Improving Fiscal Position
As a product of the slower growth, the federal debt-GDP ratio is expected to increase slightly in 2023-24. However, it is projected to decline from 2024-25 onward, reaching 1% of GDP in 2025-26. All-in-all, Canada is expected to have the largest fiscal balance improvement from G7 countries since the start of the pandemic. This strong fiscal foundation will allow the government to provide inflation relief to the most vulnerable Canadians and deliver investments that will help create jobs and fuel economic activity. Detailed below are some measures from the 2023 Federal Budget.
Clean Technology Investment Tax Credits
On its path the net-zero, the Budget proposes a new 15% Investment Tax Credit for Clean Electricity. Examples of eligible investments include wind, solar, tidal, and nuclear power generation.

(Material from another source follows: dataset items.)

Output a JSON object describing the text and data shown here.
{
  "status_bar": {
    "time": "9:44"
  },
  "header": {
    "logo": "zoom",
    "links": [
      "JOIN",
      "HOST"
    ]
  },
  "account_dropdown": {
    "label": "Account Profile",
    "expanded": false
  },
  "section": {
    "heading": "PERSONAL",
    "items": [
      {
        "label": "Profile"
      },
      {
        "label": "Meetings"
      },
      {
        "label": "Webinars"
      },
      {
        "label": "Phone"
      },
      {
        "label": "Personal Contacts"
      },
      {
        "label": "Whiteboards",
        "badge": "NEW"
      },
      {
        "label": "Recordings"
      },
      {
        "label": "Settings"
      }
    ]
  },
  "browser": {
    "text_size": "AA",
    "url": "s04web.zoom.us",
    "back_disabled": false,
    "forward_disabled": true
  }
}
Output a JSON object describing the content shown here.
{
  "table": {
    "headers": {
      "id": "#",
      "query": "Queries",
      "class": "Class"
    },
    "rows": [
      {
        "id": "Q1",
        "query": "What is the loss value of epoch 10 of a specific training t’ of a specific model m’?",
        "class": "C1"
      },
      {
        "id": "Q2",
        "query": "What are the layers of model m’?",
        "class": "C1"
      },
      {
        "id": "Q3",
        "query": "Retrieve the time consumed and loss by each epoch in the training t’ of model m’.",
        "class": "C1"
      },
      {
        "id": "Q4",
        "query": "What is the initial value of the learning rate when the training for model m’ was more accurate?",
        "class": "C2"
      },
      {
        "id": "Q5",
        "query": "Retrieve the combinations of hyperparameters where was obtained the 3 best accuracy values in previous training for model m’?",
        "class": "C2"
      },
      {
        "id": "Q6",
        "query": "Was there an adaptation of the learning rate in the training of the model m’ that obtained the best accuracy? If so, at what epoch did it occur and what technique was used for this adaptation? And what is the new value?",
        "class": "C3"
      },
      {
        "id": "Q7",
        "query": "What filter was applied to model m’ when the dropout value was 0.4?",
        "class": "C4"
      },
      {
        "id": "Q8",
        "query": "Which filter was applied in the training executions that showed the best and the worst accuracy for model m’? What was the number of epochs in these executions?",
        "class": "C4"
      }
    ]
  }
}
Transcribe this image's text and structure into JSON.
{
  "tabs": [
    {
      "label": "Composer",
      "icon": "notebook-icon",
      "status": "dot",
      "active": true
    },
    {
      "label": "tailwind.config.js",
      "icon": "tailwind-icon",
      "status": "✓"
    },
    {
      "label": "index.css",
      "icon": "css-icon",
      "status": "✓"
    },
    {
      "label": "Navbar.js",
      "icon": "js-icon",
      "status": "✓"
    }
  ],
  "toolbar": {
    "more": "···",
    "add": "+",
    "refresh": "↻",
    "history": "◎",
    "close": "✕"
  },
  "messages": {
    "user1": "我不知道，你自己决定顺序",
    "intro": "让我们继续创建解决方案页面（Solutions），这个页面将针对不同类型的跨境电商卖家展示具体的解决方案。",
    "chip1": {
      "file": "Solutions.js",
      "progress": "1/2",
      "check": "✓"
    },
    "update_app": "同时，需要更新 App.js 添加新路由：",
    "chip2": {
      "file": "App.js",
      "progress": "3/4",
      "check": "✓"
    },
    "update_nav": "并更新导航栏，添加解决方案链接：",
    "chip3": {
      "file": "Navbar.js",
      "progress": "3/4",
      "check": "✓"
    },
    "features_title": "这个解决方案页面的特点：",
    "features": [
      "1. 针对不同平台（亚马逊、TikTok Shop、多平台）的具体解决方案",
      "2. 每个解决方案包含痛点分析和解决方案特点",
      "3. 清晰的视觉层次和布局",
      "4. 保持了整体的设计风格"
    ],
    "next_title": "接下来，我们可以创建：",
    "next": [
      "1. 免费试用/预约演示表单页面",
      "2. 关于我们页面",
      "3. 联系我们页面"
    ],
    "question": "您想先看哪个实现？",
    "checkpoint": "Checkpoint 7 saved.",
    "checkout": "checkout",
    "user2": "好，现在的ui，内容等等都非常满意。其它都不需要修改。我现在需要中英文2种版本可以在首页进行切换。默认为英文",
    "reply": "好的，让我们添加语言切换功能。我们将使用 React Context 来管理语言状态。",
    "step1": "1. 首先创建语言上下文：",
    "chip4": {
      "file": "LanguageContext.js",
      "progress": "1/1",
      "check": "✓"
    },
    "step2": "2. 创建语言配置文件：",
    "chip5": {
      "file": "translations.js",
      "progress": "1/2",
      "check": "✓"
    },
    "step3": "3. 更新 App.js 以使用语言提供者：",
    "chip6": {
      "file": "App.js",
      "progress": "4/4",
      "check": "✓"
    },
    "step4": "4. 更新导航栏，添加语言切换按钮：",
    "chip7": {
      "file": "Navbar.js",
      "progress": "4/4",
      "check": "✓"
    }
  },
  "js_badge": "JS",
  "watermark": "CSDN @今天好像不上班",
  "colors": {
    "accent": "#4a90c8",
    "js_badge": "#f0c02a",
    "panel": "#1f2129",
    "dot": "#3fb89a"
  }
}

The Federal Government also expanded on the 2022 Fall Economic Statement by announcing additional details on the labour requirements for the Clean Technology and Clean Hydrogen Investment Tax Credits. To be eligible for the highest tax credit rates, businesses must pay a total compensation package that equates to the prevailing wage. The definition of prevailing wage would be based on union compensation, including benefits and pension contributions from the most recent, widely applicable multi-employer collective bargaining agreement, or corresponding project labour agreement. The tax credit also requires that 10% of the tradesperson hours worked must be performed by registered Red Seal trade apprentices.
Tradespeople’s Tool Deduction
To help tradespeople invest in the equipment they need, the budget proposes to double the maximum employment deduction for tradespeople’s tool expenses from $500 to $1,000.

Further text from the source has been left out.